The Central Tibetan Administration in Dharamsala, India, has recently elected a new Sikyong (President). Penpa Tsering, the new Sikyong, took office as the 16th president-in-exile, replacing former Sikyong Lobsang Sangay.
After two rounds of elections in January and April, 53-year-old Penpa Tsering defeated his rival Kelsang Dorjee Aukatsang, becoming the fifth directly-elected president of Tibetans in exile and the third since the 14th Dalai Lama handed over all political power in 2011.
On May 27, Penpa Tsering took the oath of office at the Songtsam Hall of the Tibetan government-in-exile’s Supreme Court. Tibet’s spiritual leader, the Dalai Lama, watched the live streamed ceremony.
In his inaugural speech, Penpa Tsering said the Kashag (cabinet) under his leadership would adopt the “Middle Way Approach” formulated by the Dalai Lama and seek a non-violent solution to the China-Tibet issue with the Chinese Communist Party (CCP).
The “Middle Way Approach” refers to the true autonomy for Tibet proposed by the Dalai Lama in 1979 within the framework of the CCP’s constitution, which includes autonomy over Tibet’s culture, religion, language, ethnic identity, and ecological environment.
Penpa Tsering said his government will try to pool the wisdom of the Tibetan people, optimize the global promotion of Tibet, expose and correct the wrong policies of the CCP on Tibet, make every effort to seek interaction between domestic and overseas Tibetans, and make efforts to realize the Dalai Lama’s wish to visit China.
In a speech delivered via video, the Dalai Lama congratulated Penpa Tsering on his election and praised former Sikyong Lobsang Sangay for his outstanding contributions during his two terms in office over the past 10 years. The Dalai Lama stressed that the democracy of the Tibetan community in exile is not a sham but a real democracy that is comparable to all other democracies in the world.
On May 26, the day before Tsering’s inauguration, former Sikyong Lobsang Sangay delivered his farewell speech. Sangay said the past decade had seen the CCP’s refusal to engage in any discussion of human rights and democracy, and an escalating belligerence.
On his official foreign visits as the Sikyong, he had experienced first-hand the impact of the CCP’s pressure on governments to keep distance from the Central Tibetan administration, leading to last-minute cancellations of meetings or downgrades of meetings to lower-level officials.
Born in 1967 in the Bylakuppe refugee camp for Tibetans in Karnataka, southern India, Penpa Tsering graduated from the economics department of Madras Christian College in Chennai in 1988. He served as the speaker of the Tibetan Parliament in Exile from 2008 to 2016 and the Dalai Lama’s representative to North America from 2016 to 2017.

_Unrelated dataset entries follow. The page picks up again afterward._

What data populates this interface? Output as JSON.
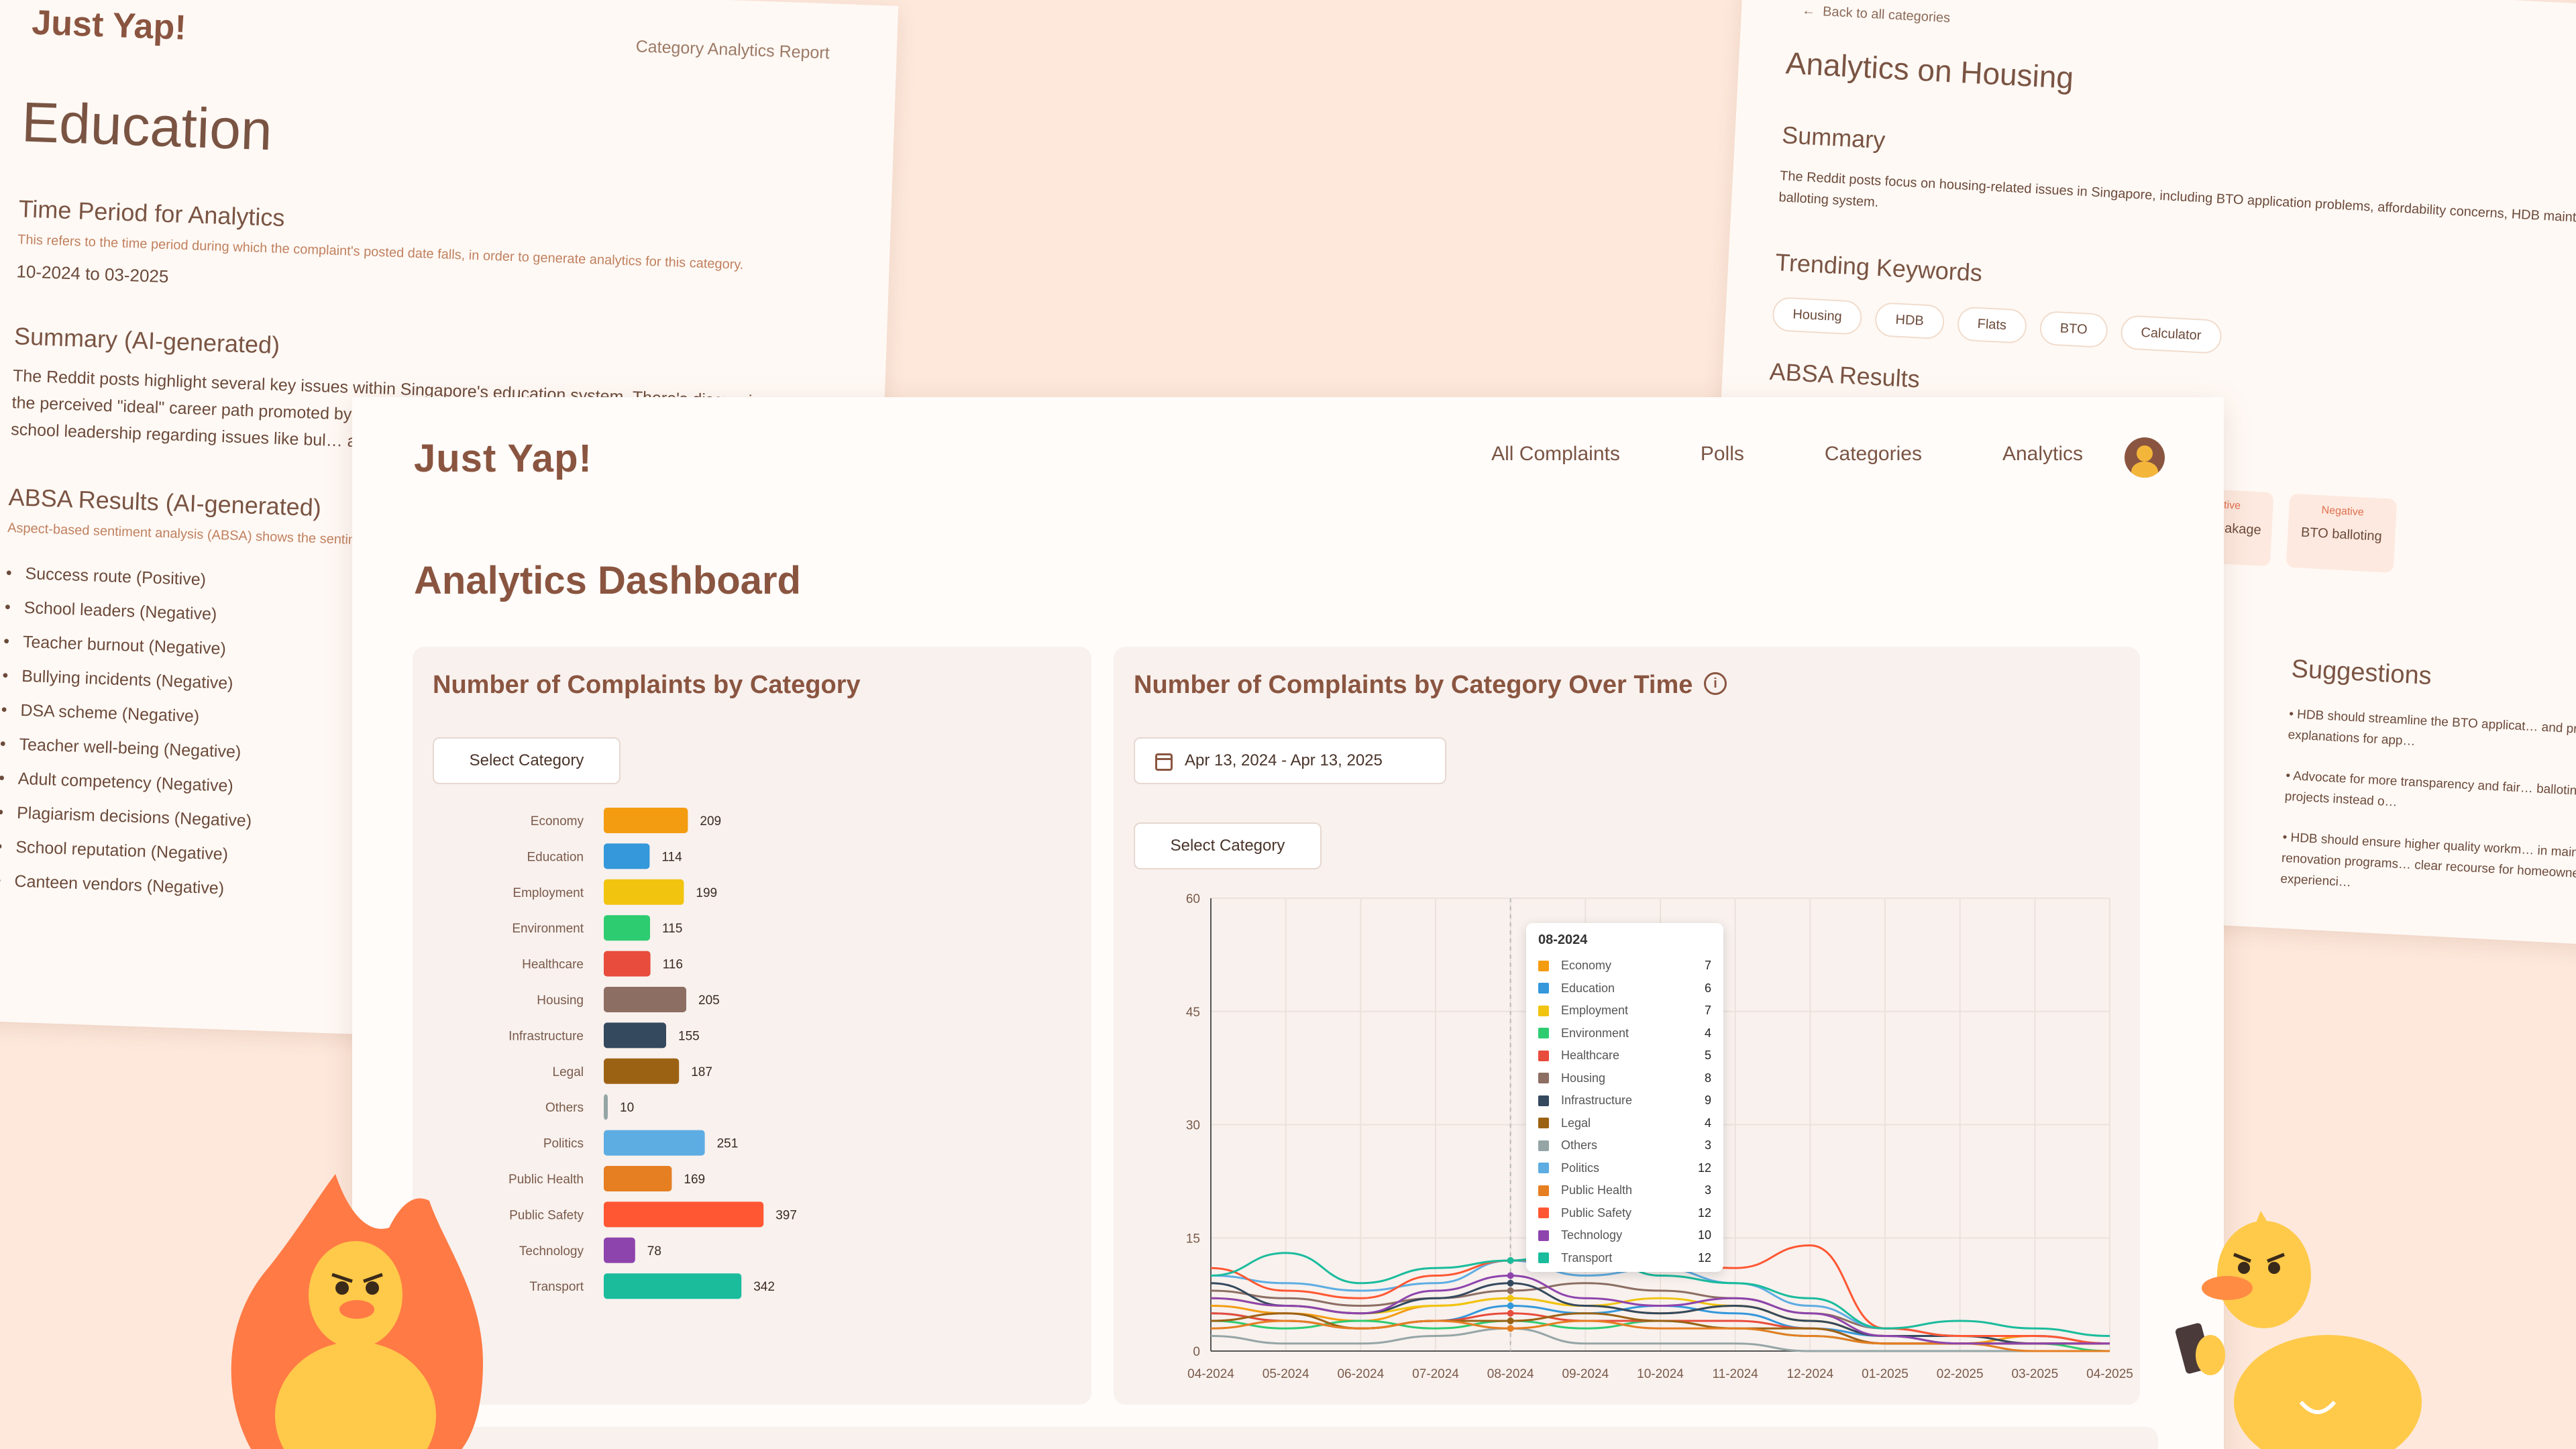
{
  "brand": {
    "logo_text": "Just Yap!"
  },
  "left_sheet": {
    "report_label": "Category Analytics Report",
    "title": "Education",
    "time_period_heading": "Time Period for Analytics",
    "time_period_note": "This refers to the time period during which the complaint's posted date falls, in order to generate analytics for this category.",
    "time_period_value": "10-2024 to 03-2025",
    "summary_heading": "Summary (AI-generated)",
    "summary_text": "The Reddit posts highlight several key issues within Singapore's education system. There's discussion around the perceived \"ideal\" career path promoted by par… are raised about the well-being of educators, v… from school leadership regarding issues like bul… adult competency rankings, and canteen vend… institutions.",
    "absa_heading": "ABSA Results (AI-generated)",
    "absa_note": "Aspect-based sentiment analysis (ABSA) shows the sentim",
    "absa_items": [
      "Success route (Positive)",
      "School leaders (Negative)",
      "Teacher burnout (Negative)",
      "Bullying incidents (Negative)",
      "DSA scheme (Negative)",
      "Teacher well-being (Negative)",
      "Adult competency (Negative)",
      "Plagiarism decisions (Negative)",
      "School reputation (Negative)",
      "Canteen vendors (Negative)"
    ]
  },
  "right_sheet": {
    "back_link": "Back to all categories",
    "title": "Analytics on Housing",
    "summary_heading": "Summary",
    "summary_text": "The Reddit posts focus on housing-related issues in Singapore, including BTO application problems, affordability concerns, HDB maintenance… balloting system.",
    "trending_heading": "Trending Keywords",
    "keywords": [
      "Housing",
      "HDB",
      "Flats",
      "BTO",
      "Calculator"
    ],
    "absa_heading": "ABSA Results",
    "absa_cards": [
      {
        "label": "Negative",
        "aspect": "Water leakage"
      },
      {
        "label": "Negative",
        "aspect": "BTO balloting"
      }
    ],
    "suggestions_heading": "Suggestions",
    "suggestions": [
      "HDB should streamline the BTO applicat… and provide clearer explanations for app…",
      "Advocate for more transparency and fair… balloting for individual projects instead o…",
      "HDB should ensure higher quality workm… in maintenance and renovation programs… clear recourse for homeowners experienci…"
    ]
  },
  "nav": {
    "items": [
      "All Complaints",
      "Polls",
      "Categories",
      "Analytics"
    ]
  },
  "page": {
    "title": "Analytics Dashboard"
  },
  "card_category": {
    "title": "Number of Complaints by Category",
    "select_label": "Select Category"
  },
  "card_time": {
    "title": "Number of Complaints by Category Over Time",
    "date_range": "Apr 13, 2024 - Apr 13, 2025",
    "select_label": "Select Category"
  },
  "colors": {
    "Economy": "#f39c12",
    "Education": "#3498db",
    "Employment": "#f1c40f",
    "Environment": "#2ecc71",
    "Healthcare": "#e74c3c",
    "Housing": "#8d6e63",
    "Infrastructure": "#34495e",
    "Legal": "#9c6214",
    "Others": "#95a5a6",
    "Politics": "#5dade2",
    "Public Health": "#e67e22",
    "Public Safety": "#ff5733",
    "Technology": "#8e44ad",
    "Transport": "#1abc9c"
  },
  "chart_data": [
    {
      "type": "bar",
      "orientation": "horizontal",
      "categories": [
        "Economy",
        "Education",
        "Employment",
        "Environment",
        "Healthcare",
        "Housing",
        "Infrastructure",
        "Legal",
        "Others",
        "Politics",
        "Public Health",
        "Public Safety",
        "Technology",
        "Transport"
      ],
      "values": [
        209,
        114,
        199,
        115,
        116,
        205,
        155,
        187,
        10,
        251,
        169,
        397,
        78,
        342
      ]
    },
    {
      "type": "line",
      "x": [
        "04-2024",
        "05-2024",
        "06-2024",
        "07-2024",
        "08-2024",
        "09-2024",
        "10-2024",
        "11-2024",
        "12-2024",
        "01-2025",
        "02-2025",
        "03-2025",
        "04-2025"
      ],
      "ylim": [
        0,
        60
      ],
      "yticks": [
        0,
        15,
        30,
        45,
        60
      ],
      "tooltip": {
        "month": "08-2024",
        "rows": [
          {
            "name": "Economy",
            "value": 7
          },
          {
            "name": "Education",
            "value": 6
          },
          {
            "name": "Employment",
            "value": 7
          },
          {
            "name": "Environment",
            "value": 4
          },
          {
            "name": "Healthcare",
            "value": 5
          },
          {
            "name": "Housing",
            "value": 8
          },
          {
            "name": "Infrastructure",
            "value": 9
          },
          {
            "name": "Legal",
            "value": 4
          },
          {
            "name": "Others",
            "value": 3
          },
          {
            "name": "Politics",
            "value": 12
          },
          {
            "name": "Public Health",
            "value": 3
          },
          {
            "name": "Public Safety",
            "value": 12
          },
          {
            "name": "Technology",
            "value": 10
          },
          {
            "name": "Transport",
            "value": 12
          }
        ]
      },
      "series": [
        {
          "name": "Economy",
          "values": [
            6,
            5,
            4,
            6,
            7,
            6,
            5,
            6,
            4,
            2,
            1,
            2,
            1
          ]
        },
        {
          "name": "Education",
          "values": [
            5,
            4,
            3,
            4,
            6,
            5,
            6,
            5,
            3,
            2,
            1,
            1,
            1
          ]
        },
        {
          "name": "Employment",
          "values": [
            7,
            6,
            5,
            6,
            7,
            6,
            7,
            6,
            4,
            2,
            2,
            1,
            1
          ]
        },
        {
          "name": "Environment",
          "values": [
            4,
            3,
            4,
            3,
            4,
            3,
            4,
            3,
            2,
            1,
            1,
            1,
            0
          ]
        },
        {
          "name": "Healthcare",
          "values": [
            5,
            4,
            3,
            4,
            5,
            4,
            4,
            4,
            3,
            1,
            1,
            1,
            1
          ]
        },
        {
          "name": "Housing",
          "values": [
            8,
            7,
            6,
            7,
            8,
            9,
            8,
            7,
            5,
            3,
            2,
            2,
            1
          ]
        },
        {
          "name": "Infrastructure",
          "values": [
            9,
            6,
            5,
            7,
            9,
            6,
            5,
            6,
            4,
            2,
            2,
            1,
            1
          ]
        },
        {
          "name": "Legal",
          "values": [
            4,
            5,
            3,
            4,
            4,
            5,
            4,
            3,
            3,
            1,
            1,
            1,
            1
          ]
        },
        {
          "name": "Others",
          "values": [
            2,
            1,
            1,
            2,
            3,
            1,
            1,
            1,
            0,
            0,
            0,
            0,
            0
          ]
        },
        {
          "name": "Politics",
          "values": [
            10,
            9,
            8,
            9,
            12,
            10,
            11,
            9,
            6,
            3,
            2,
            2,
            1
          ]
        },
        {
          "name": "Public Health",
          "values": [
            3,
            4,
            3,
            4,
            3,
            4,
            3,
            3,
            2,
            1,
            1,
            0,
            0
          ]
        },
        {
          "name": "Public Safety",
          "values": [
            11,
            8,
            7,
            10,
            12,
            13,
            12,
            11,
            14,
            3,
            2,
            2,
            1
          ]
        },
        {
          "name": "Technology",
          "values": [
            7,
            6,
            5,
            8,
            10,
            7,
            6,
            7,
            5,
            2,
            1,
            1,
            1
          ]
        },
        {
          "name": "Transport",
          "values": [
            10,
            13,
            9,
            11,
            12,
            14,
            10,
            9,
            7,
            3,
            4,
            3,
            2
          ]
        }
      ]
    }
  ]
}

History of the Tibetan Exile Government
In October 1950, the CCP invaded Tibet and forced the Tibetan government to sign a “17-point Agreement.” The CCP claimed it’s actions amounted to a “peaceful liberation” of Tibet but according to a speech of Lobsang Sangay in Australia in August 2017, the CCP’s so-called “peaceful liberation” of Tibet had resulted in the deaths of millions of Tibetans, the destruction of 98 percent of Tibetan monasteries, and 99 percent of monks and nuns being forced to resume secular life.
According to the official website of the Tibetan Government in Exile, in order to save and preserve Tibet’s unique traditional culture and Tibetan identity, the Dalai Lama and more than 80,000 Tibetans were forced to flee to India in mid-March 1959, and the Tibetan Government in Exile was established, which was later renamed the Central Tibetan Administration.
The Central Tibetan Administration has administrative, legislative, and judicial organs, implementing the “separation of the three powers.” In 2011, the government-in-exile began holding elections by universal suffrage to govern for five-year terms. Lobsang Sangay was the first elected Sikyong and served two terms.